Irã testemunha prisões violentas com retorno das ‘patrulhas da moralidade’

Apesar de terem desaparecido durante os protestos "Mulher, Vida, Liberdade", força de segurança responsável por garantir a conformidade com o código de conduta islâmico parece ter ressurgido

Após um ano e meio desde o início dos protestos “Mulher, Vida, Liberdade”, a polícia no Irã voltou a empregar as “patrulhas morais” para impor as estritas regras de vestimenta islâmica. Estas patrulhas, compostas por homens e mulheres em uniforme, foram avistadas em Teerã e outras cidades, acompanhadas pelas conhecidas vans brancas que transportam mulheres detidas para as delegacias de polícia. As informações são da rede France24.

O líder supremo da República Islâmica, aiatolá Ali Khamenei, fez declarações firmes sobre o hijab em dois discursos recentes. Em 3 de abril, enfatizou que o véu é “uma obrigação religiosa e legal que todos devem seguir”. Uma semana depois, reiterou que embora “não queira impor a religião a ninguém”, o inconformismo “será combatido”.

Esses discursos parecem ter influenciado Ahmad-Reza Radan, chefe da polícia nacional iraniana.
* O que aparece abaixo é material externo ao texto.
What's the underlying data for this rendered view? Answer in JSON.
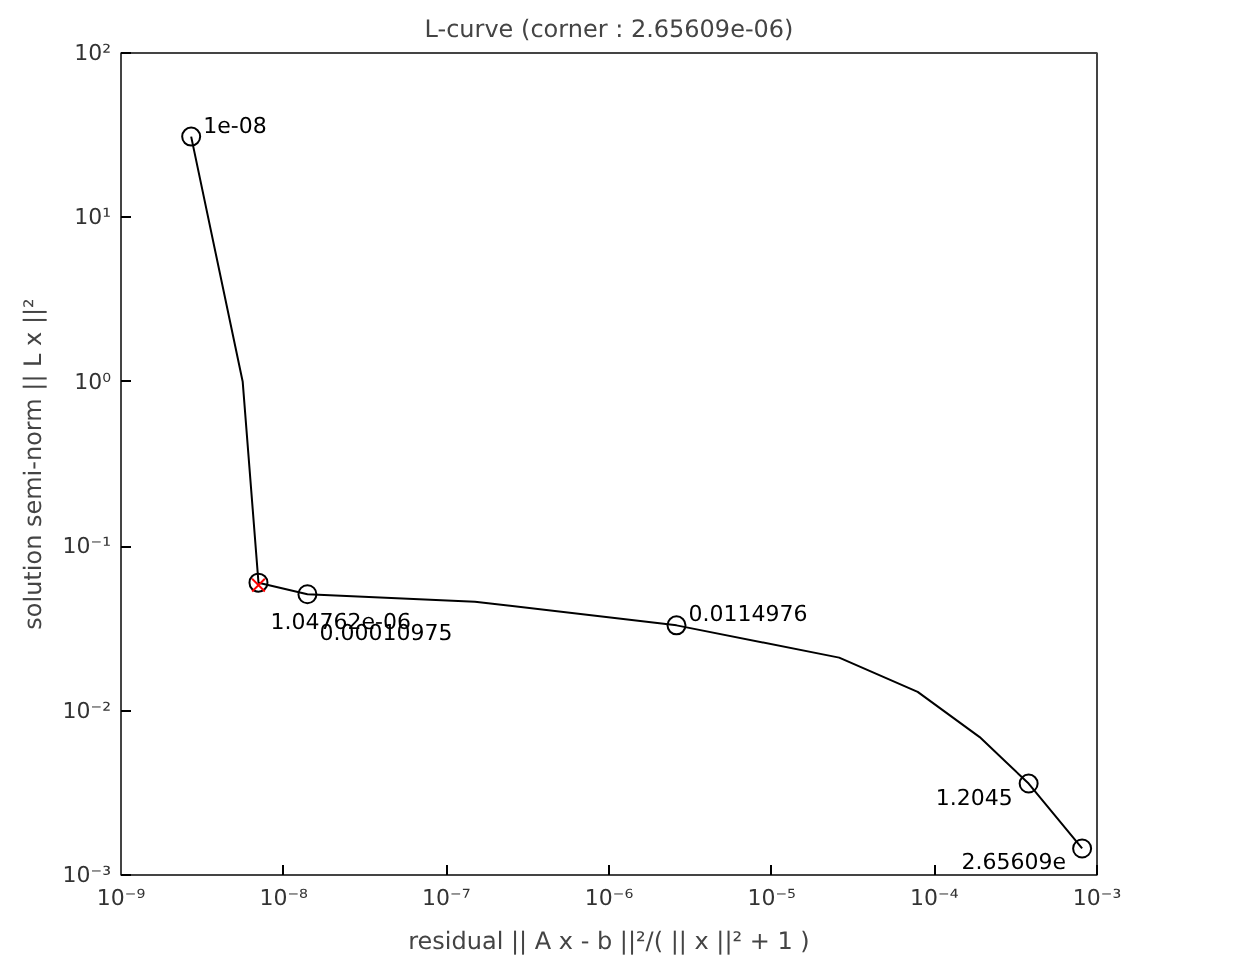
{
  "chart_data": {
    "type": "line",
    "title": "L-curve (corner : 2.65609e-06)",
    "xlabel": "residual || A x - b ||²/( || x ||² + 1 )",
    "ylabel": "solution semi-norm || L x ||²",
    "log": "xy",
    "grid": false,
    "xlim": [
      1e-09,
      0.001
    ],
    "ylim": [
      0.001,
      100
    ],
    "xticks": [
      {
        "value": 1e-09,
        "label": "10⁻⁹"
      },
      {
        "value": 1e-08,
        "label": "10⁻⁸"
      },
      {
        "value": 1e-07,
        "label": "10⁻⁷"
      },
      {
        "value": 1e-06,
        "label": "10⁻⁶"
      },
      {
        "value": 1e-05,
        "label": "10⁻⁵"
      },
      {
        "value": 0.0001,
        "label": "10⁻⁴"
      },
      {
        "value": 0.001,
        "label": "10⁻³"
      }
    ],
    "yticks": [
      {
        "value": 0.001,
        "label": "10⁻³"
      },
      {
        "value": 0.01,
        "label": "10⁻²"
      },
      {
        "value": 0.1,
        "label": "10⁻¹"
      },
      {
        "value": 1,
        "label": "10⁰"
      },
      {
        "value": 10,
        "label": "10¹"
      },
      {
        "value": 100,
        "label": "10²"
      }
    ],
    "series": [
      {
        "color": "#000000",
        "marker": "none",
        "line_style": "solid",
        "x": [
          2.7e-09,
          5.6e-09,
          7e-09,
          1.4e-08,
          1.5e-07,
          2.6e-06,
          2.6e-05,
          7.9e-05,
          0.00019,
          0.00038,
          0.00081
        ],
        "values": [
          31,
          1.0,
          0.06,
          0.051,
          0.046,
          0.033,
          0.021,
          0.013,
          0.0069,
          0.0036,
          0.00145
        ]
      },
      {
        "type": "scatter",
        "color": "#000000",
        "marker": "circle",
        "x": [
          2.7e-09,
          7e-09,
          1.4e-08,
          2.6e-06,
          0.00038,
          0.00081
        ],
        "values": [
          31,
          0.06,
          0.051,
          0.033,
          0.0036,
          0.00145
        ]
      },
      {
        "type": "scatter",
        "color": "#ff0000",
        "marker": "cross",
        "x": [
          7e-09
        ],
        "values": [
          0.058
        ]
      }
    ],
    "annotations": [
      {
        "text": "1e-08",
        "x": 2.7e-09,
        "y": 31
      },
      {
        "text": "1.04762e-06",
        "x": 7e-09,
        "y": 0.06
      },
      {
        "text": "0.00010975",
        "x": 1.4e-08,
        "y": 0.051
      },
      {
        "text": "0.0114976",
        "x": 2.6e-06,
        "y": 0.033
      },
      {
        "text": "1.2045",
        "x": 0.00038,
        "y": 0.0036
      },
      {
        "text": "2.65609e",
        "x": 0.00081,
        "y": 0.00145
      }
    ]
  }
}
Conhecido por sua aplicação rigorosa das regras do hijab, Radan anunciou em 11 de abril que a polícia iria reprimir as mulheres que não fizerem uso dele. Ele afirmou que todas devem usar o véu “corretamente” e que a polícia aplicaria a lei que regula o uso da vestimenta dois dias depois.

Mahsa Amini, jovem morta no Irã (Foto: reprodução/Twitter)

Desde segunda-feira (15), relatos e vídeos amadores mostraram detenções violentas de mulheres em Teerã e outras cidades do Irã. As prisões foram feitas por policiais, homens e mulheres, e incluíram o uso de tasers. Mulheres também relataram casos de assédio sexual durante as detenções.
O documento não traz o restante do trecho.